Cuando alguien señala que los priistas rebasaron varias veces el tope de financiamiento y compraron votos al por mayor, la respuesta de los tricolores es que los demás también compraron votos. Como al parecer todos los partidos incurrieron en el mismo pecado, aunque el del PRI no fue precisamente venial, cabe hacer algunas propuestas para mejorar nuestro sistema electoral.

La primera propuesta es que ya no se celebren elecciones como hasta ahora, con un costoso padrón, credenciales infalsificables, 15 mil burócratas en la nómina del Instituto Federal Electoral y otra multitud en la del Tribunal Electoral; cien mil casillas en todo el territorio nacional, tinta indeleble para el dedo godo, boletas, lápices para cruzar el emblema del partido favorito y toda la parafernalia comicial.

En lugar de comicios tan complicados y onerosos, lo mejor será elegir a los candidatos como se hace en cualquier pueblo con las reinas de la primavera, que se coronan si sus simpatizantes compraron una mayor cantidad de votos que los adquiridos por los seguidores de otras candidatas. De esta manera los mexicanos obraremos con toda rectitud, sin engaños ni subterfugios, pues en términos estrictamente mercantiles ganará quien más cueste a los electores que dispongan de dinero.
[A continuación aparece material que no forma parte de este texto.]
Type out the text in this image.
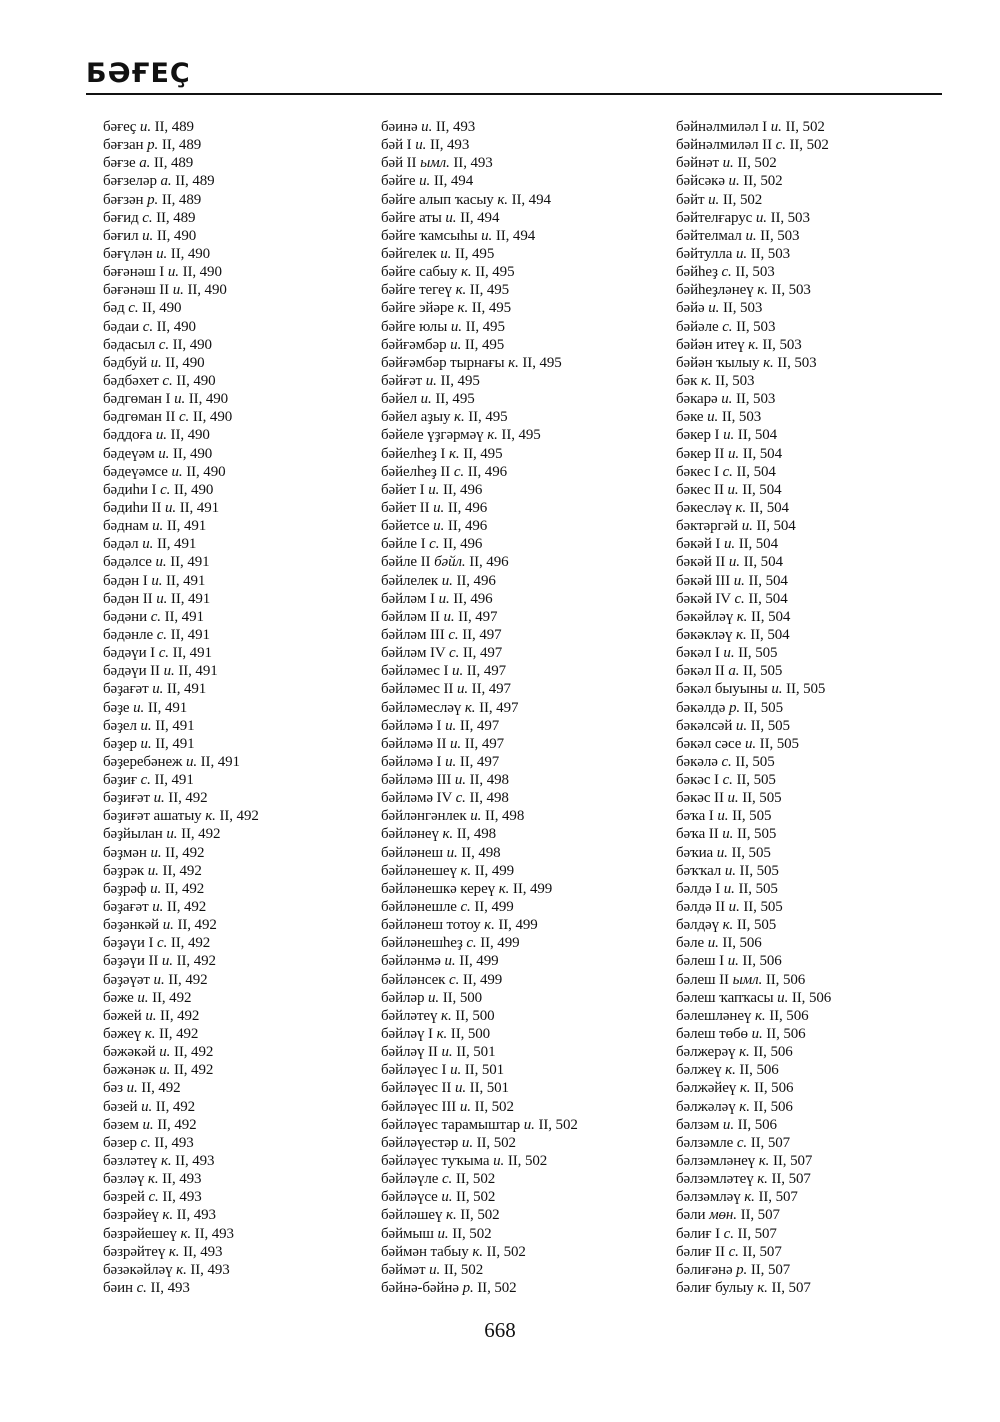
БӘҒЕҪ
бәғеҫ и. II, 489
бәғзан р. II, 489
бәғзе а. II, 489
бәғзеләр а. II, 489
бәғзән р. II, 489
бәғид с. II, 489
бәғил и. II, 490
бәғүлән и. II, 490
бәғәнәш I и. II, 490
бәғәнәш II и. II, 490
бәд с. II, 490
бәдаи с. II, 490
бәдасыл с. II, 490
бәдбуй и. II, 490
бәдбәхет с. II, 490
бәдгөман I и. II, 490
бәдгөман II с. II, 490
бәддоға и. II, 490
бәдеүәм и. II, 490
бәдеүәмсе и. II, 490
бәдиһи I с. II, 490
бәдиһи II и. II, 491
бәднам и. II, 491
бәдәл и. II, 491
бәдәлсе и. II, 491
бәдән I и. II, 491
бәдән II и. II, 491
бәдәни с. II, 491
бәдәнле с. II, 491
бәдәүи I с. II, 491
бәдәүи II и. II, 491
бәҙағәт и. II, 491
бәҙе и. II, 491
бәҙел и. II, 491
бәҙер и. II, 491
бәҙеребәнеж и. II, 491
бәҙиғ с. II, 491
бәҙиғәт и. II, 492
бәҙиғәт ашатыу к. II, 492
бәҙйылан и. II, 492
бәҙмән и. II, 492
бәҙрәк и. II, 492
бәҙрәф и. II, 492
бәҙағәт и. II, 492
бәҙәнкәй и. II, 492
бәҙәүи I с. II, 492
бәҙәүи II и. II, 492
бәҙәүәт и. II, 492
бәже и. II, 492
бәжей и. II, 492
бәжеү к. II, 492
бәжәкәй и. II, 492
бәжәнәк и. II, 492
бәз и. II, 492
бәзей и. II, 492
бәзем и. II, 492
бәзер с. II, 493
бәзләтеү к. II, 493
бәзләү к. II, 493
бәзрей с. II, 493
бәзрәйеү к. II, 493
бәзрәйешеү к. II, 493
бәзрәйтеү к. II, 493
бәзәкәйләү к. II, 493
бәин с. II, 493
бәинә и. II, 493
бәй I и. II, 493
бәй II ымл. II, 493
бәйге и. II, 494
бәйге алып ҡасыу к. II, 494
бәйге аты и. II, 494
бәйге ҡамсыһы и. II, 494
бәйгелек и. II, 495
бәйге сабыу к. II, 495
бәйге тегеү к. II, 495
бәйге эйәре к. II, 495
бәйге юлы и. II, 495
бәйғәмбәр и. II, 495
бәйғәмбәр тырнағы к. II, 495
бәйғәт и. II, 495
бәйел и. II, 495
бәйел аҙыу к. II, 495
бәйеле үҙгәрмәү к. II, 495
бәйелһеҙ I к. II, 495
бәйелһеҙ II с. II, 496
бәйет I и. II, 496
бәйет II и. II, 496
бәйетсе и. II, 496
бәйле I с. II, 496
бәйле II бәйл. II, 496
бәйлелек и. II, 496
бәйләм I и. II, 496
бәйләм II и. II, 497
бәйләм III с. II, 497
бәйләм IV с. II, 497
бәйләмес I и. II, 497
бәйләмес II и. II, 497
бәйләмесләү к. II, 497
бәйләмә I и. II, 497
бәйләмә II и. II, 497
бәйләмә I и. II, 497
бәйләмә III и. II, 498
бәйләмә IV с. II, 498
бәйләнгәнлек и. II, 498
бәйләнеү к. II, 498
бәйләнеш и. II, 498
бәйләнешеү к. II, 499
бәйләнешкә кереү к. II, 499
бәйләнешле с. II, 499
бәйләнеш тотоу к. II, 499
бәйләнешһеҙ с. II, 499
бәйләнмә и. II, 499
бәйләнсек с. II, 499
бәйләр и. II, 500
бәйләтеү к. II, 500
бәйләү I к. II, 500
бәйләү II и. II, 501
бәйләүес I и. II, 501
бәйләүес II и. II, 501
бәйләүес III и. II, 502
бәйләүес тарамыштар и. II, 502
бәйләүестәр и. II, 502
бәйләүес туҡыма и. II, 502
бәйләүле с. II, 502
бәйләүсе и. II, 502
бәйләшеү к. II, 502
бәймыш и. II, 502
бәймән табыу к. II, 502
бәймәт и. II, 502
бәйнә-бәйнә р. II, 502
бәйнәлмиләл I и. II, 502
бәйнәлмиләл II с. II, 502
бәйнәт и. II, 502
бәйсәкә и. II, 502
бәйт и. II, 502
бәйтелғарус и. II, 503
бәйтелмал и. II, 503
бәйтулла и. II, 503
бәйһеҙ с. II, 503
бәйһеҙләнеү к. II, 503
бәйә и. II, 503
бәйәле с. II, 503
бәйән итеү к. II, 503
бәйән ҡылыу к. II, 503
бәк к. II, 503
бәкарә и. II, 503
бәке и. II, 503
бәкер I и. II, 504
бәкер II и. II, 504
бәкес I с. II, 504
бәкес II и. II, 504
бәкесләү к. II, 504
бәктәргәй и. II, 504
бәкәй I и. II, 504
бәкәй II и. II, 504
бәкәй III и. II, 504
бәкәй IV с. II, 504
бәкәйләү к. II, 504
бәкәкләү к. II, 504
бәкәл I и. II, 505
бәкәл II а. II, 505
бәкәл быуыны и. II, 505
бәкәлдә р. II, 505
бәкәлсәй и. II, 505
бәкәл сәсе и. II, 505
бәкәлә с. II, 505
бәкәс I с. II, 505
бәкәс II и. II, 505
бәҡа I и. II, 505
бәҡа II и. II, 505
бәҡиа и. II, 505
бәҡҡал и. II, 505
бәлдә I и. II, 505
бәлдә II и. II, 505
бәлдәү к. II, 505
бәле и. II, 506
бәлеш I и. II, 506
бәлеш II ымл. II, 506
бәлеш ҡапҡасы и. II, 506
бәлешләнеү к. II, 506
бәлеш төбө и. II, 506
бәлжерәү к. II, 506
бәлжеү к. II, 506
бәлжәйеү к. II, 506
бәлжәләү к. II, 506
бәлзәм и. II, 506
бәлзәмле с. II, 507
бәлзәмләнеү к. II, 507
бәлзәмләтеү к. II, 507
бәлзәмләү к. II, 507
бәли мөн. II, 507
бәлиғ I с. II, 507
бәлиғ II с. II, 507
бәлиғәнә р. II, 507
бәлиғ булыу к. II, 507
668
Por supuesto, el que un candidato cueste más que otro no garantiza que valga más que sus contrincantes, pero es lo de menos, pues ahora ya gana el que tiene más dinero y en una sociedad metalizada eso es lo único que importa. Si el numerario proviene de grandes empresarios o del crimen organizado tampoco debe importar, pues en la pasada elección el Tribunal Electoral se negó a pedir a las autoridades respectivas que realizaran una investigación para saber de dónde salió el oro comprador de votos. El IFE dice que está investigando, pero sus resultados los dará a conocer en enero del año próximo y si el PRI es culpable de exceder el gasto o ser financiado con dinero negro bastará con imponerle una multa, y asunto arreglado.

Con el procedimiento que aquí se propone, se regularizaría la compra de votos, que hasta ahora se considera fuera de la ley, pues en una economía capitalista como la de México es legal y legítimo comprar y vender hasta el alma. Así, se concedería una amnistía de hecho a los delincuentes electorales.

Por si fuera poco, la elección estilo reina de la primavera representaría grandes ahorros al país, pues no habría necesidad de costear la existencia del IFE, el Tribunal Electoral y la Fepade, que como se ha visto en las elecciones de 2006 y 2012, cuestan mucho, pero no valen gran cosa.